15 – In der „Sozialistischen Arbeiterjugend“

Seit April 1925 bin ich in der „Arbei­ter­ju­gend“ gewesen, wir hatten in der Woche zweimal Grup­pen­abend, einmal Turnen, sonn­abends oder sonn­tags sind wir wandern gegangen. Ins Theater und Kino sind wir meis­tens zu mehreren gegangen, da waren wir immer eine ganze Gruppe, obwohl ja immer nur zwei zusammen sitzen konnten, aber wir waren immer so 12, 15, 18 Leute, die zusammen gingen. Wir waren alle aus Moabit, hier aus unserem Bekann­ten­kreis. In diesem Kreis haben sich auch Freund­schaften ergeben, wo ergibt sich das nicht? Aber wir haben doch an verschie­denen Stellen gear­beitet, nicht in Moabit direkt, die mussten alle zur Arbeit fahren.

Wir hatten von der „Arbei­ter­ju­gend“ in Moabit zwei Gruppen, Moabit 1 und 2. Wir waren 1, und wir waren in der welt­li­chen Schule, wir hatten da einen Raum, den hatten wir uns selber ausge­stattet. Die Jungens gema­lert, und wir haben Gardinen range­macht und ange­stri­chen und was weiß ich was alles. Die anderen waren in der Lehrter Straße, da war ein städ­ti­sches Jugend­heim. Und wir trafen uns, wenn unsere Grup­pen­abende aus waren, die gingen immer so bis halb zehn, dann zogen wir von der Seite und von der Seite zum UFA Turm­straße und da trafen wir uns dann.

Und da wurden wir auch verjagt von der Polizei, die Polizei war damals Wilhelms­ha­vener, Ecke Bugen­ha­gen­straße. Dann sind wir in den Kleinen Tier­garten gegangen.
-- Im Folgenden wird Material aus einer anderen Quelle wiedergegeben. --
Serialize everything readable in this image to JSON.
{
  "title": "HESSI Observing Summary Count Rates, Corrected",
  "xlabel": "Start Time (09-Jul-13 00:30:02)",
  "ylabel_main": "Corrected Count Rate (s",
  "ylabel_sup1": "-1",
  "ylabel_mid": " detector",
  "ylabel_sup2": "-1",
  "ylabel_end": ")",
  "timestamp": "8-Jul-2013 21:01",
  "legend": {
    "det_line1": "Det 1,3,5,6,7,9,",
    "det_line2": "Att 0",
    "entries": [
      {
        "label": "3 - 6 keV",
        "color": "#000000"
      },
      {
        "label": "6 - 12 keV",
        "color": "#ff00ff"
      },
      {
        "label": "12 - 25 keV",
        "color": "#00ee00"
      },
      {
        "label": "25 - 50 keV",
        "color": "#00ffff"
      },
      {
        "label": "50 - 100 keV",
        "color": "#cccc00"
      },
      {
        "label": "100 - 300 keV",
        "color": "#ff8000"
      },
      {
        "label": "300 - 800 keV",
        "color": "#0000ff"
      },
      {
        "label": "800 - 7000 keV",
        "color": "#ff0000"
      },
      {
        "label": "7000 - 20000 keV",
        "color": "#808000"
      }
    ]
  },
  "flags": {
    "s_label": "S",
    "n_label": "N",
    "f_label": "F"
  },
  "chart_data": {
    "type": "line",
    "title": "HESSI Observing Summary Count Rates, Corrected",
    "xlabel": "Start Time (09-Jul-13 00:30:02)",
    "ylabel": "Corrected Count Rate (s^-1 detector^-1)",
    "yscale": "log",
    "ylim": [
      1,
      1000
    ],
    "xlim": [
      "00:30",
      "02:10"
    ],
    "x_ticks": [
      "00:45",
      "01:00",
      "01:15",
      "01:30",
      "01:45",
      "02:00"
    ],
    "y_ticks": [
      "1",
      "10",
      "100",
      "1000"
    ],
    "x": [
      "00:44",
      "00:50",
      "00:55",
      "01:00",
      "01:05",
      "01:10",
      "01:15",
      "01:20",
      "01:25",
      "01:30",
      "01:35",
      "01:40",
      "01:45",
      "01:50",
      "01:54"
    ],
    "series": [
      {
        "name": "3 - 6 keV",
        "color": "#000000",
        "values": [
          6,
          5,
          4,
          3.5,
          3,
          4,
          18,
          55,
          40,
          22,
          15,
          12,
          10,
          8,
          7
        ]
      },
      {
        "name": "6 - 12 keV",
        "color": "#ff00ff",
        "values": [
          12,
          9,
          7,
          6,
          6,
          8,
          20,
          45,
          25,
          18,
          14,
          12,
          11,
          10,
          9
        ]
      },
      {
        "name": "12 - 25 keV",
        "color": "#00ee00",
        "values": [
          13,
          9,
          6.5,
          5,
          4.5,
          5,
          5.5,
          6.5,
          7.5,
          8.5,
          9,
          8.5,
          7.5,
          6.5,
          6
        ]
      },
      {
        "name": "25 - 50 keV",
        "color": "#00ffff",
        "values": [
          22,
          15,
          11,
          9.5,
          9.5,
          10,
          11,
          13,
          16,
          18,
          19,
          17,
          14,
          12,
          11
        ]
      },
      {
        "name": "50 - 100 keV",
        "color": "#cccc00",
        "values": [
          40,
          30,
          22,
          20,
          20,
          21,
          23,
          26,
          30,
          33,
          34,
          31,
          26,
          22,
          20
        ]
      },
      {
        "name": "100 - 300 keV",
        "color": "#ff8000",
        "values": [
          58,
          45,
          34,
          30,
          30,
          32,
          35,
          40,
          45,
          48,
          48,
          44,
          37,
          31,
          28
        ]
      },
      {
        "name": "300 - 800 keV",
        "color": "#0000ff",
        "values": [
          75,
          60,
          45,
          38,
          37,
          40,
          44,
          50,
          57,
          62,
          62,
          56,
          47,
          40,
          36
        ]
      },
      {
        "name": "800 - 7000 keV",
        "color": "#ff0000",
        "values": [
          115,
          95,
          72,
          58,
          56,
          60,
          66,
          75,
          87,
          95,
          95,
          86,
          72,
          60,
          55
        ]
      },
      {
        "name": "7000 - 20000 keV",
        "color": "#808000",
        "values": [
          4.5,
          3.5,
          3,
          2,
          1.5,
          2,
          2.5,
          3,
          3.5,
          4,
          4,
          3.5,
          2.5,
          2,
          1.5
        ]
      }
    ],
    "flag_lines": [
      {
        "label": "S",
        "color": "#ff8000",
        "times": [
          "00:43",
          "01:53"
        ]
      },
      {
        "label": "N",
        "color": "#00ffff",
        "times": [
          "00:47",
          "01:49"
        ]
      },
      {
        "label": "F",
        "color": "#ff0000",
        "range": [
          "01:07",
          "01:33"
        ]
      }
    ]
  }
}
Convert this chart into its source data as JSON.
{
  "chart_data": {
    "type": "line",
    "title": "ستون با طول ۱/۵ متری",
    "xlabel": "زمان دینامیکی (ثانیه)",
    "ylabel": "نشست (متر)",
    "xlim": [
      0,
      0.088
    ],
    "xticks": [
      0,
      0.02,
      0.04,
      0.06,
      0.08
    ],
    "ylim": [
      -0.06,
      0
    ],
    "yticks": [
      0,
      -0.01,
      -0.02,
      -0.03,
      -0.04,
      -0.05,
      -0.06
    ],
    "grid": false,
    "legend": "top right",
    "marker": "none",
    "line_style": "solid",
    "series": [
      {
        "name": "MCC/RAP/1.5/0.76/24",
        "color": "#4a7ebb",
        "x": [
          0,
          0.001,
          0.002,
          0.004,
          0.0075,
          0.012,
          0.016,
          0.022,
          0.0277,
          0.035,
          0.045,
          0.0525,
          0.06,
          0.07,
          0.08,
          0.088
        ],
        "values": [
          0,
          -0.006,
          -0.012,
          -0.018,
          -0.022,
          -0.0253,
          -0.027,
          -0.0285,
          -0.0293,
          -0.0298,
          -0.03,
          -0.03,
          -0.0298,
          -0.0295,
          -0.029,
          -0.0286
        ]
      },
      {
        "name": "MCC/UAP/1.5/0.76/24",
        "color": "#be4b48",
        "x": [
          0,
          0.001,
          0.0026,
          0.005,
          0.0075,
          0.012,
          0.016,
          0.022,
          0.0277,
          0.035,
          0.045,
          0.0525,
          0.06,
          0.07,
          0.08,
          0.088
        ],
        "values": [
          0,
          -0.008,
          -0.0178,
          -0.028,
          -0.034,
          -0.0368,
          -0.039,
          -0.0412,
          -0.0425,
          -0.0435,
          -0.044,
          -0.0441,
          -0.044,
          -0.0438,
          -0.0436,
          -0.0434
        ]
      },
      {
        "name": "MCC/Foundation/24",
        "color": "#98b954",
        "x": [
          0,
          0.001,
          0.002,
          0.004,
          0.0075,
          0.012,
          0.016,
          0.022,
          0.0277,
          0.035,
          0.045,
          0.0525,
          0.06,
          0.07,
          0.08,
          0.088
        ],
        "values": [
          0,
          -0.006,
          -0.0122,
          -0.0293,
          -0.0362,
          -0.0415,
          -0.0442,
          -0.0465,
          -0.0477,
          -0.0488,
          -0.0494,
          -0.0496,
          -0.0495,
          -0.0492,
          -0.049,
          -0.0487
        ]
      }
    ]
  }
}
Und da stellten sich dann immer haupt­säch­lich welche von der „Kommu­nis­ti­schen Jugend“ und auch von „Fichte Wander­sparte“ ein. Da haben wir dann disku­tiert, aber wir sind immer fried­lich mitein­ander gewesen. Wir haben uns nie irgendwie geschlagen oder so, das kam nicht in Frage. Wir kannten alle unsere Leute.

Wir waren zum Beispiel 1929 zum Arbei­ter­ju­gendtag in Wien. Und wir sitzen auf der Hohen Warte, und wer sagt plötz­lich „Guten Tag“ zu uns? Da sind es drei von der „Kommu­nis­ti­schen Jugend“ von Moabit. Die wollten uns immer über­zeugen. Ich kann mich noch ganz genau erin­nern, da war ein Mädchen bei, so eine kleine Unter­setzte, die hatte immer ihr „Kapital“ unter’m Arm. Also, die wollte, kam mit allem, bei allen Sachen kam die immer mit Aussprü­chen aus dem „Kapital“.

Dass wir in der „Arbei­ter­ju­gend“ waren, das war für uns selbst­ver­ständ­lich. Mein Vater, für den war das selbst­ver­ständ­lich, und für uns war das eigent­lich auch selbst­ver­ständ­lich. Wir sind da so hinein­ge­wachsen. Auch meine Mutter war Mitglied der Partei, hat auch bei Demons­tra­tionen mitge­macht. Ich bin das erste Mal mit meinem Vater zum 1. Mai – das muss 1920 gewesen sein, war ich neun Jahre alt – zum ersten Mal zum 1. Mai mitge­gangen. Und – ich meine, wir von Moabit, wir trafen uns immer im Kleinen Tier­garten, und da kamen dann die ganzen Arbeiter von den Fabriken da alle mit zu, von der Sickingen- und Berli­chin­gen­straße und so weiter, wo da die ganzen Fabriken da überall waren, die kamen da alle mit und dann sind wir schön marschiert bis zum Lust­garten. Und wieder nach Hause. Bei jedem Wetter. Und damals, da gab es noch keine Laut­spre­cher, da waren eben unge­zählte Redner, die alle durch Mega­phon dann überall redeten.